P302Rivals Football - Everton FC
RIP
by Spart, 10/04, 16:30

Thatcher apologists always refer back to the Winter of Discontent and 'unions out of control' in the 1970's as a way of justifying her actions.....but no-one ever questions WHY the unions did what they did and most don't even know what the Winter of Discontent was all about. Most assume it was greedy union bosses flexing their muscles to earn unfair wages rises for their members.

I was only a kid throughout the 1970's, I didn't really know myself what went on, so I looked it up.

Harold Wilson's government tried to impose a 5% pay rise limit on not just public sector workers but private sector ones too, using a pact made with the unions to abandon collective bargaining powers, in an attempt to curb inflation.

Now inflation ran at 15-20% during that time, so those workers were effectively taking a 10-15% pay CUT year on year whilst shareholders and bosses in the private sector at least were reaping in the benefits of the inflation in prices. So much so that bosses at Ford risked the government's wrath and awarded a 15% pay rise to their workers (a pay rise they could clearly afford). So everyone else decided enough was enough and started pushing for higher pay awards of their own.

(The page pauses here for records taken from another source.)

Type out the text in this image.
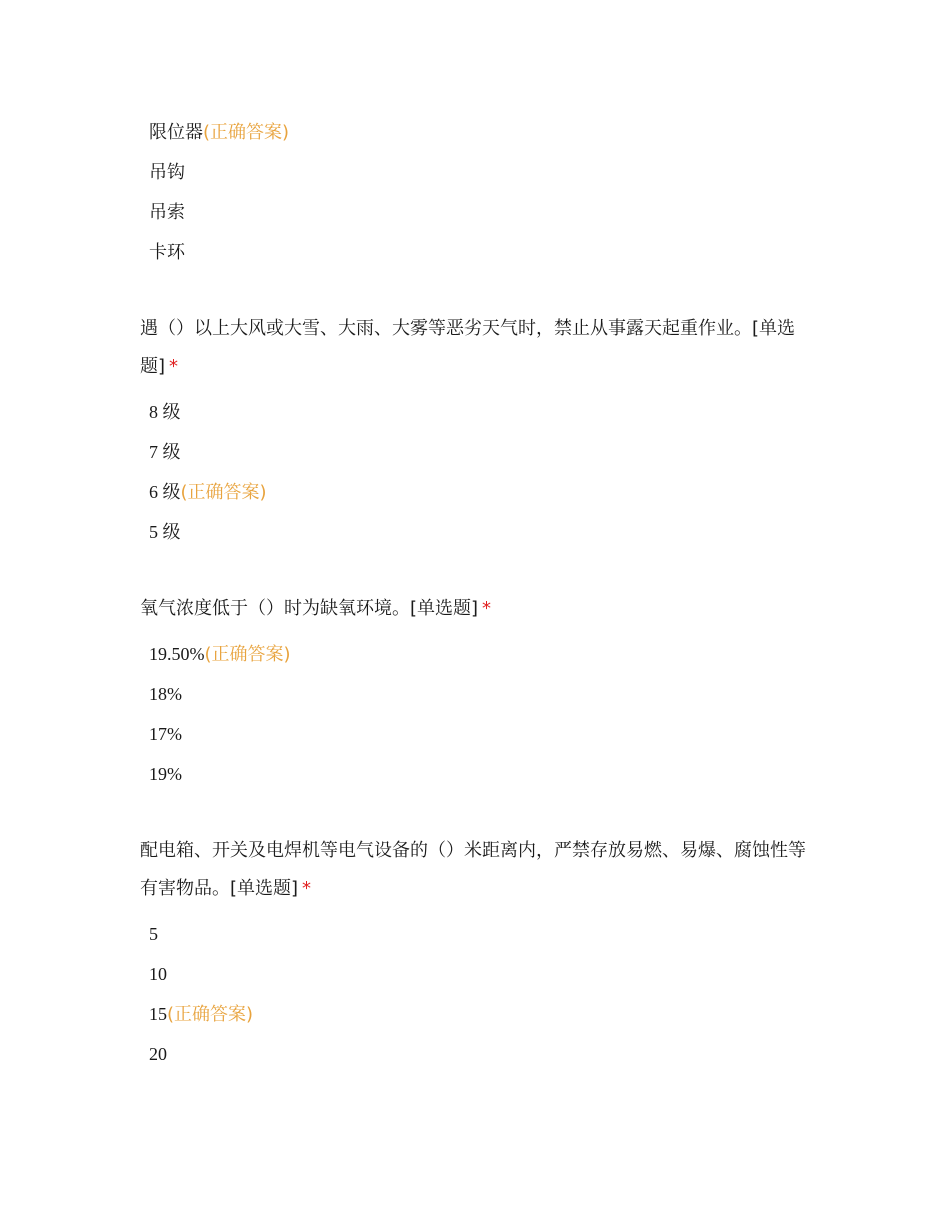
限位器(正确答案)
吊钩
吊索
卡环

遇（）以上大风或大雪、大雨、大雾等恶劣天气时，禁止从事露天起重作业。[单选题] *

8 级
7 级
6 级(正确答案)
5 级

氧气浓度低于（）时为缺氧环境。[单选题] *

19.50%(正确答案)
18%
17%
19%

配电箱、开关及电焊机等电气设备的（）米距离内，严禁存放易燃、易爆、腐蚀性等有害物品。[单选题] *

5
10
15(正确答案)
20
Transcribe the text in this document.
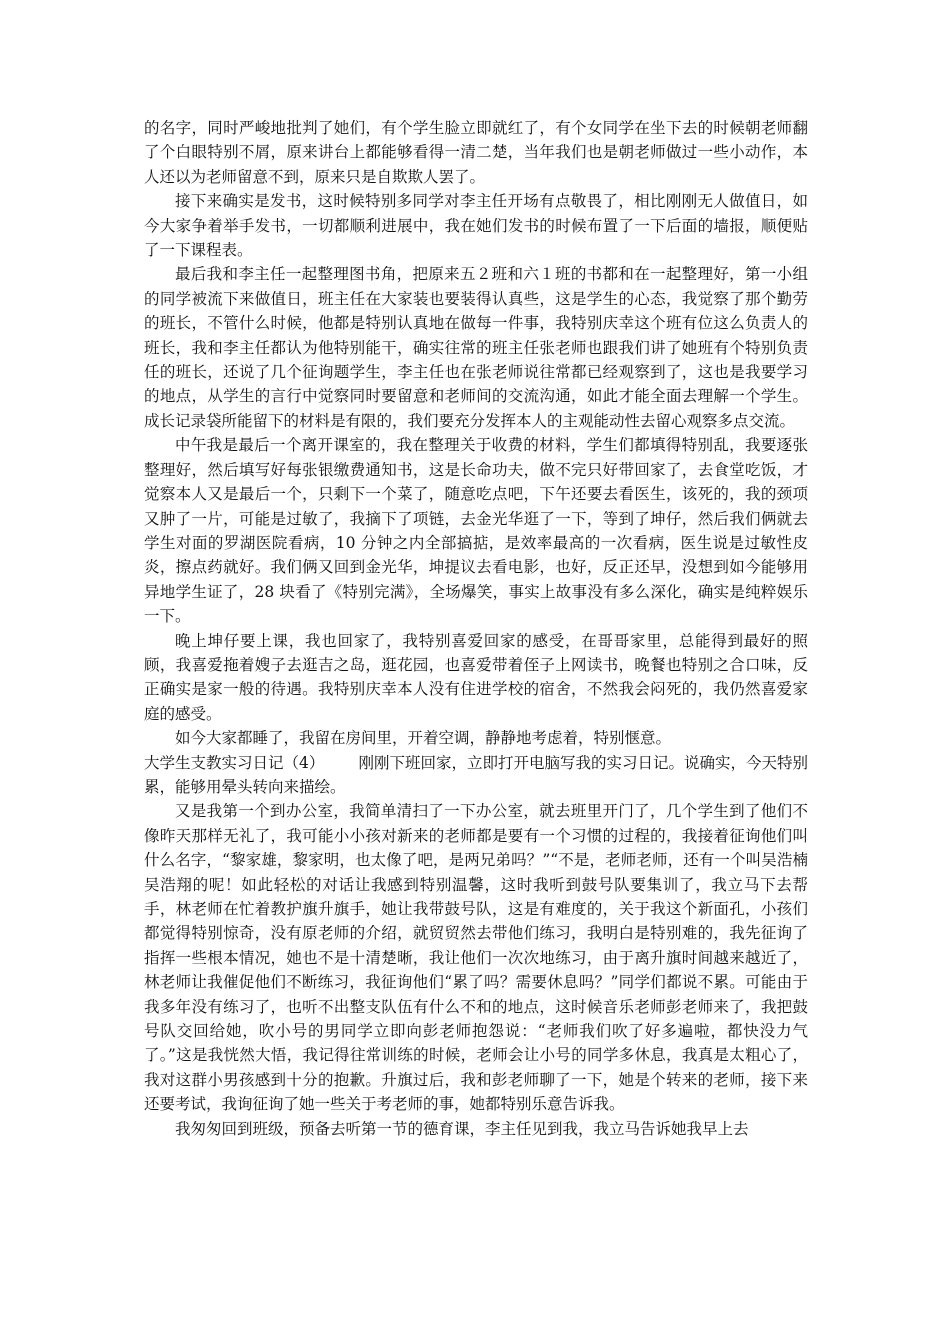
的名字，同时严峻地批判了她们，有个学生脸立即就红了，有个女同学在坐下去的时候朝老师翻了个白眼特别不屑，原来讲台上都能够看得一清二楚，当年我们也是朝老师做过一些小动作，本人还以为老师留意不到，原来只是自欺欺人罢了。

接下来确实是发书，这时候特别多同学对李主任开场有点敬畏了，相比刚刚无人做值日，如今大家争着举手发书，一切都顺利进展中，我在她们发书的时候布置了一下后面的墙报，顺便贴了一下课程表。

最后我和李主任一起整理图书角，把原来五２班和六１班的书都和在一起整理好，第一小组的同学被流下来做值日，班主任在大家装也要装得认真些，这是学生的心态，我觉察了那个勤劳的班长，不管什么时候，他都是特别认真地在做每一件事，我特别庆幸这个班有位这么负责人的班长，我和李主任都认为他特别能干，确实往常的班主任张老师也跟我们讲了她班有个特别负责任的班长，还说了几个征询题学生，李主任也在张老师说往常都已经观察到了，这也是我要学习的地点，从学生的言行中觉察同时要留意和老师间的交流沟通，如此才能全面去理解一个学生。成长记录袋所能留下的材料是有限的，我们要充分发挥本人的主观能动性去留心观察多点交流。

中午我是最后一个离开课室的，我在整理关于收费的材料，学生们都填得特别乱，我要逐张整理好，然后填写好每张银缴费通知书，这是长命功夫，做不完只好带回家了，去食堂吃饭，才觉察本人又是最后一个，只剩下一个菜了，随意吃点吧，下午还要去看医生，该死的，我的颈项又肿了一片，可能是过敏了，我摘下了项链，去金光华逛了一下，等到了坤仔，然后我们俩就去学生对面的罗湖医院看病，10 分钟之内全部搞掂，是效率最高的一次看病，医生说是过敏性皮炎，擦点药就好。我们俩又回到金光华，坤提议去看电影，也好，反正还早，没想到如今能够用异地学生证了，28 块看了《特别完满》，全场爆笑，事实上故事没有多么深化，确实是纯粹娱乐一下。

晚上坤仔要上课，我也回家了，我特别喜爱回家的感受，在哥哥家里，总能得到最好的照顾，我喜爱拖着嫂子去逛吉之岛，逛花园，也喜爱带着侄子上网读书，晚餐也特别之合口味，反正确实是家一般的待遇。我特别庆幸本人没有住进学校的宿舍，不然我会闷死的，我仍然喜爱家庭的感受。

如今大家都睡了，我留在房间里，开着空调，静静地考虑着，特别惬意。

大学生支教实习日记（4） 刚刚下班回家，立即打开电脑写我的实习日记。说确实，今天特别累，能够用晕头转向来描绘。

又是我第一个到办公室，我简单清扫了一下办公室，就去班里开门了，几个学生到了他们不像昨天那样无礼了，我可能小小孩对新来的老师都是要有一个习惯的过程的，我接着征询他们叫什么名字，“黎家雄，黎家明，也太像了吧，是两兄弟吗？”“不是，老师老师，还有一个叫吴浩楠 吴浩翔的呢！如此轻松的对话让我感到特别温馨，这时我听到鼓号队要集训了，我立马下去帮手，林老师在忙着教护旗升旗手，她让我带鼓号队，这是有难度的，关于我这个新面孔，小孩们都觉得特别惊奇，没有原老师的介绍，就贸贸然去带他们练习，我明白是特别难的，我先征询了指挥一些根本情况，她也不是十清楚晰，我让他们一次次地练习，由于离升旗时间越来越近了，林老师让我催促他们不断练习，我征询他们“累了吗？需要休息吗？”同学们都说不累。可能由于我多年没有练习了，也听不出整支队伍有什么不和的地点，这时候音乐老师彭老师来了，我把鼓号队交回给她，吹小号的男同学立即向彭老师抱怨说：“老师我们吹了好多遍啦，都快没力气了。”这是我恍然大悟，我记得往常训练的时候，老师会让小号的同学多休息，我真是太粗心了，我对这群小男孩感到十分的抱歉。升旗过后，我和彭老师聊了一下，她是个转来的老师，接下来还要考试，我询征询了她一些关于考老师的事，她都特别乐意告诉我。

我匆匆回到班级，预备去听第一节的德育课，李主任见到我，我立马告诉她我早上去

Its hardly 'union greed' when a working man fights and strikes just to maintain his existing standard of living, and even if it was, why was it never considered greedy of the private sector companies to keep on inflating prices (and profits) when the unions had agreed to the 5% cap ?

As always the story has two sides, but in revisionist, post Thatcher doctrine, the only side that is ever told (and sadly accepted by the majority) is the one that paints the unions as those at fault and out of control.